I couldn't help but smile back. He was always so infectious. "I thought you didn't want contact with me anymore. You know, that you didn't need me anymore," I answered, averting my gaze to the paving below.

He lifted my chin, urging me to look at him. "I could [never] forget about you."

For a second there, I believed he was going to kiss me. Instead, he bit his lip and shook his head. He must have noticed the disappointment in my eyes as he tried to stop this situation from snowballing any further.

"It's not you, Jane-" he said.

[Let me take a wild guess... Is it you?]

"I haven't ignored your texts and mails on purpose. It's just that... I've met someone," he said, a genuine smile forming on his face as he thought of her. "Her name is Tiffany and she's just - perfect.".

He's never looked at me like that. Never spoken about me like that. That was when I realized that he was truly happy. He had found someone who accepted him for who he was - and it wasn't me.

"I'm glad. You totally deserve her," I replied, stepping away from him.

He grabbed onto my arm. "I'd like you to meet her-" he blurted out.

[Of course you would.]

"You're the only person I could trust to be brutally honest," he said softly.

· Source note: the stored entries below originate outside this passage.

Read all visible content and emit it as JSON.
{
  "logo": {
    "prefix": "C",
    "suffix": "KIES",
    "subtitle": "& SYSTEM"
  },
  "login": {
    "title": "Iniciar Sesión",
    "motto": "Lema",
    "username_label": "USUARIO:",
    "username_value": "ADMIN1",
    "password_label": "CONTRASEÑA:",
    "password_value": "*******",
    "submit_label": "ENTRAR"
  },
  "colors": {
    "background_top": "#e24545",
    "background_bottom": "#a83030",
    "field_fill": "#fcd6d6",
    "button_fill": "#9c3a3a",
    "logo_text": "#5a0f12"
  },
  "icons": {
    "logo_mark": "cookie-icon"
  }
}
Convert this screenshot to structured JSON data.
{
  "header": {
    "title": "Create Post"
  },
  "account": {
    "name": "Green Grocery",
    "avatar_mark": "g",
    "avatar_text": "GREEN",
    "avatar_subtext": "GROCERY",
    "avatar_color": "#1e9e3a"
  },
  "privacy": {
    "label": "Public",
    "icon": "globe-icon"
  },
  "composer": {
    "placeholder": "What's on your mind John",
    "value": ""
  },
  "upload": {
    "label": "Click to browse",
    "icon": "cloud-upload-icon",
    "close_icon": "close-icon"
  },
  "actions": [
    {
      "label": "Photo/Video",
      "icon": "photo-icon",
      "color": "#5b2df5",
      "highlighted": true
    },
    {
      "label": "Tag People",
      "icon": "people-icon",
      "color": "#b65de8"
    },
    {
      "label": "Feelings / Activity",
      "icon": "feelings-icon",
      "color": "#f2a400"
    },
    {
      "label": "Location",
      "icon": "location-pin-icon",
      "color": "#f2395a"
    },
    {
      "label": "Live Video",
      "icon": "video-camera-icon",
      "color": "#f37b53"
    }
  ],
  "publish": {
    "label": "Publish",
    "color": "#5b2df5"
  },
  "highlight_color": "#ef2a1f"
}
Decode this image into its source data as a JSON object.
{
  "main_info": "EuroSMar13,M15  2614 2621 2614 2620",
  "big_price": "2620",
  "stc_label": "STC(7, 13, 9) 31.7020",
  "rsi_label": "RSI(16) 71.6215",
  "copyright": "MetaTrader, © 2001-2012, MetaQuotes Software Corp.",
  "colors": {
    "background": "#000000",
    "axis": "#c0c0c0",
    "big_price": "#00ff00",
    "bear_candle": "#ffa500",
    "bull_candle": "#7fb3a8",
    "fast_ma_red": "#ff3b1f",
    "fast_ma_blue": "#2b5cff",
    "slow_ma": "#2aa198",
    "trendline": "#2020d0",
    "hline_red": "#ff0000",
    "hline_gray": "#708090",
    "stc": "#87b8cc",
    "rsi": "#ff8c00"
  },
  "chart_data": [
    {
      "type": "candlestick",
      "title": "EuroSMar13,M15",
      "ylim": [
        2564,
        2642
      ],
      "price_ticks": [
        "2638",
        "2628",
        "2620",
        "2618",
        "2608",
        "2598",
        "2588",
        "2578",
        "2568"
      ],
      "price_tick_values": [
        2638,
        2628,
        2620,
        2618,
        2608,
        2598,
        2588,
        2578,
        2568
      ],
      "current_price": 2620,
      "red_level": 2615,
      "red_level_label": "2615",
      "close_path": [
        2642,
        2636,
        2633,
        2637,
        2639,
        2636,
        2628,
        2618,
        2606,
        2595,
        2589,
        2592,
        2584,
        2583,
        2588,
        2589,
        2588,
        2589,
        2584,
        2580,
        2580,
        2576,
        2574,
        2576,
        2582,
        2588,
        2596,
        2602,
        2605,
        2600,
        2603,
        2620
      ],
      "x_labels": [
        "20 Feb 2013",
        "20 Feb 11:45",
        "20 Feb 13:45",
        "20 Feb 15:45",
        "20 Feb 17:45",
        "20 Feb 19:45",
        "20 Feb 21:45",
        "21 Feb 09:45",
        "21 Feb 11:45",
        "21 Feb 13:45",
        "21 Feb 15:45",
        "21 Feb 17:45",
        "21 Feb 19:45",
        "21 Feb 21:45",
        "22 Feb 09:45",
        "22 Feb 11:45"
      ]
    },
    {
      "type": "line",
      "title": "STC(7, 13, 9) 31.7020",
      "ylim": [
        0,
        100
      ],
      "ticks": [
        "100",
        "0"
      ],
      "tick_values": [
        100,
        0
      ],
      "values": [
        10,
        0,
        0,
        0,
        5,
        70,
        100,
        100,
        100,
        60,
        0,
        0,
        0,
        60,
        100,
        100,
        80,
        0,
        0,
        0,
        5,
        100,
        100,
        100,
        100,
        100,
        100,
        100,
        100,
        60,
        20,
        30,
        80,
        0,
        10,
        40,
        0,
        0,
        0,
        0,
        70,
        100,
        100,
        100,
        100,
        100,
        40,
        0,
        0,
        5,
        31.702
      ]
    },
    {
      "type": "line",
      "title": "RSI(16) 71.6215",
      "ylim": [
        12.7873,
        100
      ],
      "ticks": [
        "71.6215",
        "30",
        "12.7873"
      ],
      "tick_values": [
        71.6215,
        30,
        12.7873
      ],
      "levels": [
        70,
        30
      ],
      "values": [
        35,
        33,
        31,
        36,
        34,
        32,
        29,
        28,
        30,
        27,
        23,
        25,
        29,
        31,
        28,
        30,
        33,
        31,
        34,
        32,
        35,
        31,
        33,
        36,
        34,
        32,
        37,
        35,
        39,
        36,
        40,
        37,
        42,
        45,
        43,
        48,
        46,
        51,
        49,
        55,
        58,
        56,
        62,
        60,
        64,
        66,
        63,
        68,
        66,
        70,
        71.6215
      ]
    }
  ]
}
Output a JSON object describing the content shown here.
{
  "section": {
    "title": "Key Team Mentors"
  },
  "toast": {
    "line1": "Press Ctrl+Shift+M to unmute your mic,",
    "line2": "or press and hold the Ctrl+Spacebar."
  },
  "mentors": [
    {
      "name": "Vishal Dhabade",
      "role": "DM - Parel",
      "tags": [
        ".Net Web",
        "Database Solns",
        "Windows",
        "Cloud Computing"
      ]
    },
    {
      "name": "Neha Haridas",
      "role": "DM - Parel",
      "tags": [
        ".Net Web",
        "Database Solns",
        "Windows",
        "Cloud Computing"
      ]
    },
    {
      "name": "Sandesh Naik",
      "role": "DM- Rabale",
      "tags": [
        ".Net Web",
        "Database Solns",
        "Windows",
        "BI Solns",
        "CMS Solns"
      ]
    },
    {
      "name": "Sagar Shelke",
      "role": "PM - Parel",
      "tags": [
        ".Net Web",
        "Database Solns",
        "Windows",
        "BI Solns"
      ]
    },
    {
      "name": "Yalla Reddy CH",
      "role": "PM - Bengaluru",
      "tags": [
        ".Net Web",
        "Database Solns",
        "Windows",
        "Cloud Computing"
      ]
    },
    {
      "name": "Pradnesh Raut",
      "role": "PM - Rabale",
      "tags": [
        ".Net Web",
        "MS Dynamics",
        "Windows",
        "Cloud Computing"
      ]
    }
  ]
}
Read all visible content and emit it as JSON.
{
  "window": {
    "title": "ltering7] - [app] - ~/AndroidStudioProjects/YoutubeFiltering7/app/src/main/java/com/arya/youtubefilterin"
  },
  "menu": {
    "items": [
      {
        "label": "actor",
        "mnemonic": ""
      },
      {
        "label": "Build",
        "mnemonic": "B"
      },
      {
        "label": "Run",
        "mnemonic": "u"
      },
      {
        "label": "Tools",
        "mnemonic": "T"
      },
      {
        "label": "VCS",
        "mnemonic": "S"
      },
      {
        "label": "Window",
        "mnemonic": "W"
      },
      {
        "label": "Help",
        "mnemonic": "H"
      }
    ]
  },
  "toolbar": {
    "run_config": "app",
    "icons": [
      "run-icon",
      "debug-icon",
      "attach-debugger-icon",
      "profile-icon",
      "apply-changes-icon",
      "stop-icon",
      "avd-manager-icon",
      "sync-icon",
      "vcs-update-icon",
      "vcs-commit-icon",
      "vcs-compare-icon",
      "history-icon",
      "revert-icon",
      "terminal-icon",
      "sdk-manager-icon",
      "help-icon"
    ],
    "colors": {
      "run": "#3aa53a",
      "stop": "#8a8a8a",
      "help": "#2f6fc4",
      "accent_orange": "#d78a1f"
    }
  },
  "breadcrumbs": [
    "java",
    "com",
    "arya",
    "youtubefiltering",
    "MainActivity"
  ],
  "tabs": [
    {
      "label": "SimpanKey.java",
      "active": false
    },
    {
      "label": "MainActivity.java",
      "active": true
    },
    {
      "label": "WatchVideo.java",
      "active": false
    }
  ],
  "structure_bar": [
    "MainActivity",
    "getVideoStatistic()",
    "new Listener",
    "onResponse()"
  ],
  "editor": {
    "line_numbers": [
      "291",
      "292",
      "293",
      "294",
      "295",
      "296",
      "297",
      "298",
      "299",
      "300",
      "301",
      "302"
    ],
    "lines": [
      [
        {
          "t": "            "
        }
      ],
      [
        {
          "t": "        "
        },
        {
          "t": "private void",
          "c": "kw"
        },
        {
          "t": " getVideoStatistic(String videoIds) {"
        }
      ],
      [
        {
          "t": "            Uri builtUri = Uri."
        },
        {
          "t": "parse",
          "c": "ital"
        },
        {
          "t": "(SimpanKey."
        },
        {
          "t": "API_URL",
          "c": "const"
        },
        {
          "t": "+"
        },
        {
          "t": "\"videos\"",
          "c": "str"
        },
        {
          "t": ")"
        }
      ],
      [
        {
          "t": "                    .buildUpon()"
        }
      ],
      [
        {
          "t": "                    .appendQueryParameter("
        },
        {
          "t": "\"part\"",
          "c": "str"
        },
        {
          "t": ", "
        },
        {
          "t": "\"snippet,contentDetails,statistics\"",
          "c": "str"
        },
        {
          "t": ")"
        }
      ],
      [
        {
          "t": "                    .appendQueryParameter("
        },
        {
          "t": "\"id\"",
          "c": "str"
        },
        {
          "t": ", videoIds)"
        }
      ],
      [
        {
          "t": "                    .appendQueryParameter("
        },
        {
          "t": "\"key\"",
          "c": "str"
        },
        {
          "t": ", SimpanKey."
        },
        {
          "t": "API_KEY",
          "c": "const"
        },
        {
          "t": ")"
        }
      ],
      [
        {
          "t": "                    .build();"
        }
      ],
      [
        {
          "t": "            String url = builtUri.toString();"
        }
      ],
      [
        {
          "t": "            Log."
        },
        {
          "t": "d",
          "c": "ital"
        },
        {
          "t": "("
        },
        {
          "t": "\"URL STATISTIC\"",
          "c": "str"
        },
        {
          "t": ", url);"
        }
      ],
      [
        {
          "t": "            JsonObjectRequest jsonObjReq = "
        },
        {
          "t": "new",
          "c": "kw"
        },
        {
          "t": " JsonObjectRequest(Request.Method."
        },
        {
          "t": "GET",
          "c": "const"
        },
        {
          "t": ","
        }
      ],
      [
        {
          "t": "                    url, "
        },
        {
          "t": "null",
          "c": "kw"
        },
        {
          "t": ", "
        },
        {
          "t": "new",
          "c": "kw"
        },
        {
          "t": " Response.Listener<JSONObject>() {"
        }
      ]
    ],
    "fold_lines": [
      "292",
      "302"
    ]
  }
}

I snickered, tugging my hand away from him. ''Sure, whenever she rips your heart out of your chest cavity and leaves you to bleed to death, trusty Jane will be there to clean up the mess and stitch you back together," I spat out, remembering the irony of my Sally tattoo on my shoulder that supposedly matched his Jack Skillington.

I thought we were bound to end up together, but I was wrong. Horribly wrong. "I guess I'll see you around," I said, opening my car and getting in.

He'd never be interested in me like I was in him. He wanted me as a friend, and that's all I'd ever be. I only realized it that day, and I could kick my own ass for giving myself false hope all this time.